Lymph node examination: Palpate all nodal regions systematically. Tender localised lymphadenopathy = reactive to a regional infection (e.g., inguinal adenopathy + genital ulcer = chancroid or syphilis; cervical adenopathy + pharyngitis + splenomegaly = EBV). Generalised lymphadenopathy (>2 regions) = systemic illness: HIV, EBV, CMV, secondary syphilis, systemic TB, lymphoma (non-infectious differential). Discrete, hard, fixed nodes suggest malignancy rather than infection. Tender, fluctuant nodes suggest suppurative bacterial lymphadenitis — possibly requiring drainage.

Chest examination: Dullness to percussion + bronchial breathing or crackles = consolidation (pneumonia); stony dullness + absent breath sounds = pleural effusion (empyema, TB). Wheeze in an immunocompromised patient with fever may indicate Pneumocystis or allergic bronchopulmonary aspergillosis. Crackles in a returning traveller with fever = melioidosis, Q fever, or atypical pneumonia.

Abdominal examination (hepatosplenomegaly): The liver is enlarged in viral hepatitis (tender, smooth), amoebic liver abscess (tender, smooth, may be dull with right-side diminished breath sounds if subphrenic), and right heart failure from sepsis. The spleen is the organ most closely associated with systemic infection — it is the body's largest filter of the bloodstream.
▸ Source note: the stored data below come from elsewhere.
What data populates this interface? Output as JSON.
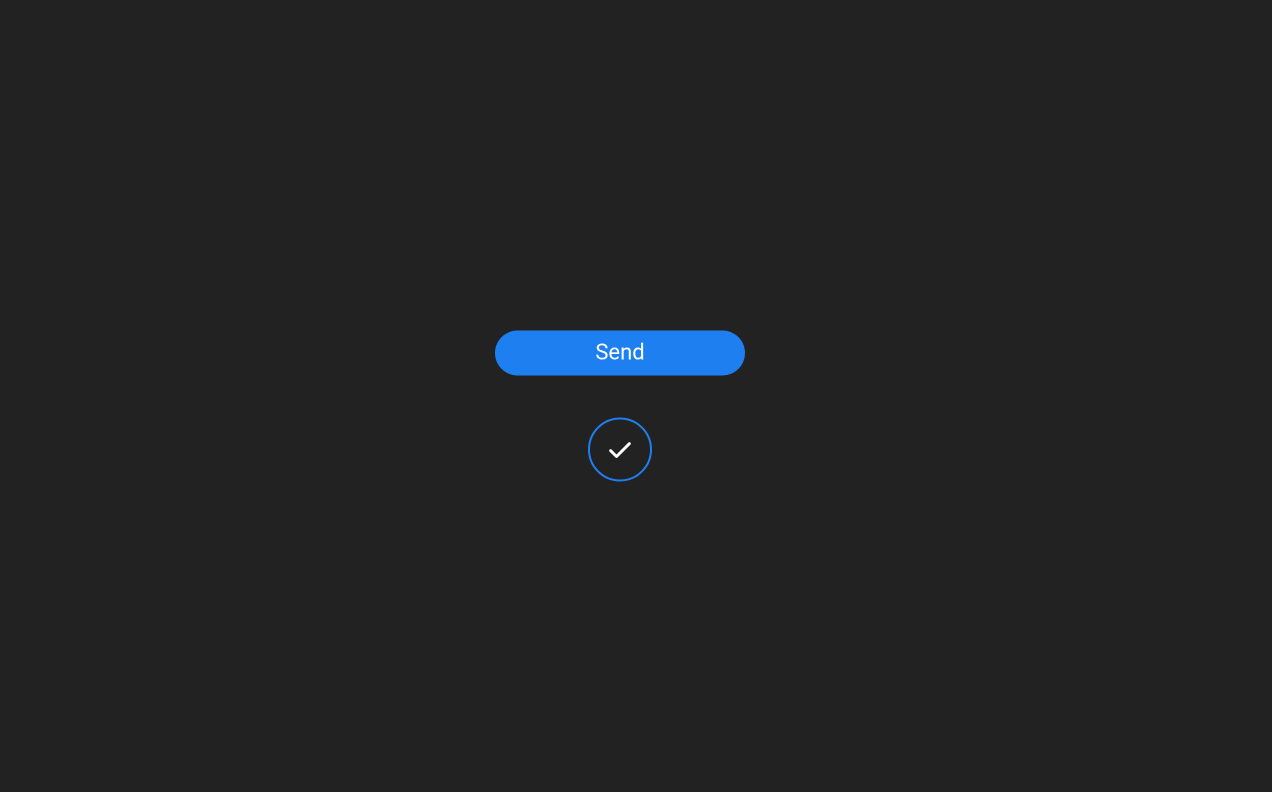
{
  "button": {
    "send_label": "Send"
  },
  "colors": {
    "accent": "#1E80F0",
    "background": "#222222",
    "text": "#ffffff"
  },
  "status": {
    "icon": "checkmark",
    "state": "success"
  }
}
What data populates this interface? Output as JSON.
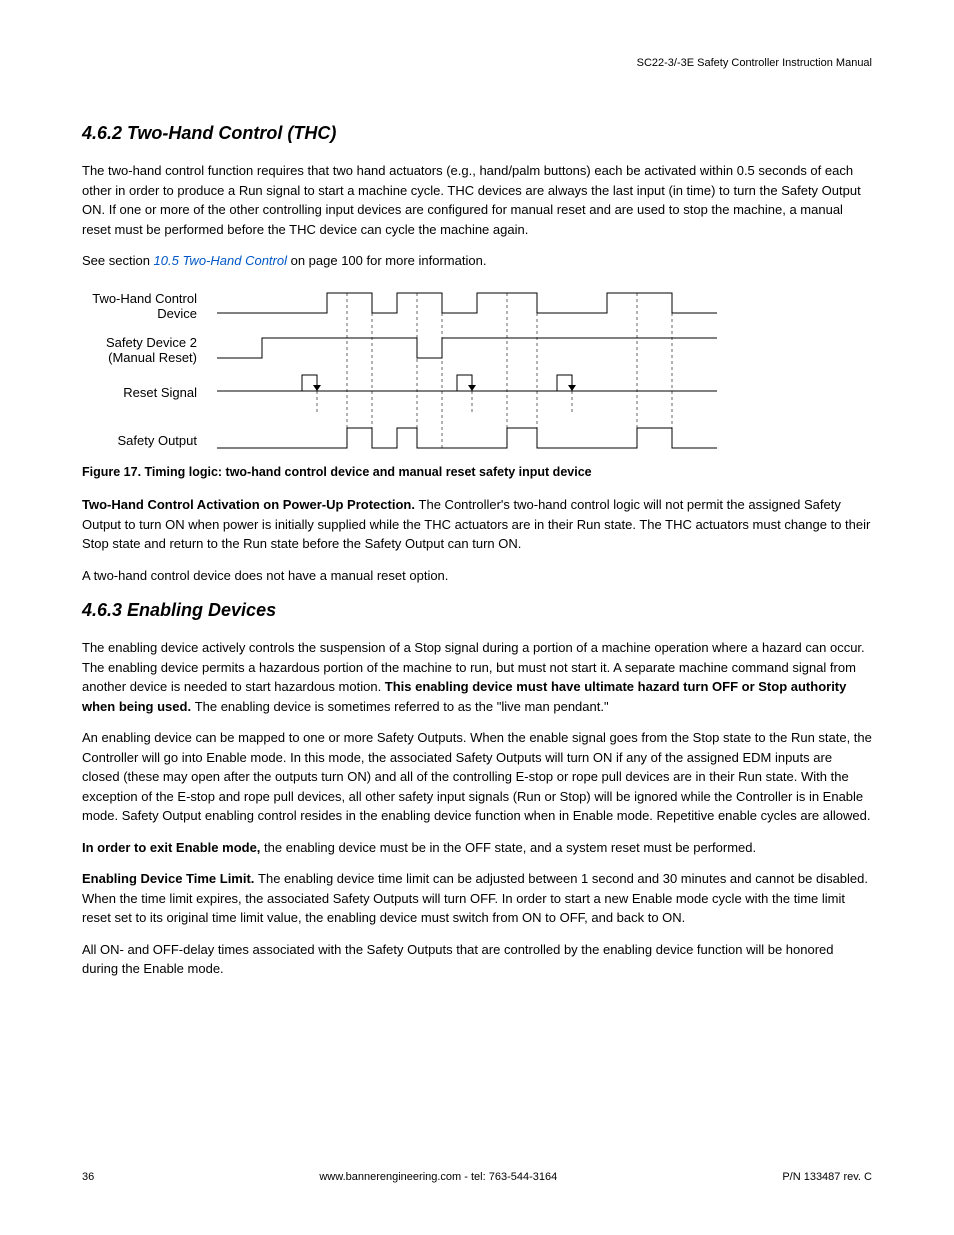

Splenomegaly in a febrile patient narrows the differential substantially: malaria (especially P. vivax), enteric fever (Salmonella species), viral infections (EBV, CMV, viral hepatitis), kala-azar (massive splenomegaly — spleen reaching the right iliac fossa), leptospirosis, brucellosis, and infectious endocarditis. Spleen size should be measured in centimetres below the left costal margin in the right lateral position.

SELF-CHECK

A 28-year-old farmer from coastal Karnataka presents with 5 days of fever, severe myalgia, jaundice, and conjunctival suffusion after working in a waterlogged paddy field. The single most discriminating examination finding pointing to leptospirosis rather than viral hepatitis is:

A. Tender hepatomegaly

B. Jaundice with pale stools

C. Bilateral conjunctival suffusion (non-purulent injection)

D. Splenomegaly

Reveal Answer

Answer: C. Bilateral conjunctival suffusion (non-purulent injection)

Conjunctival suffusion — bilateral conjunctival injection without discharge — is a characteristic and relatively specific sign of leptospirosis, reflecting the generalised vasculitis that Leptospira causes. Tender hepatomegaly and splenomegaly can occur in both viral hepatitis and leptospirosis. Pale stools suggest cholestatic hepatitis (hepatitis A/B) rather than leptospirosis, where jaundice is haemolytic and hepatocellular. The combination of occupational waterlogged-field exposure + jaundice + conjunctival suffusion + myalgia should prompt immediate leptospirosis workup and empirical doxycycline or penicillin.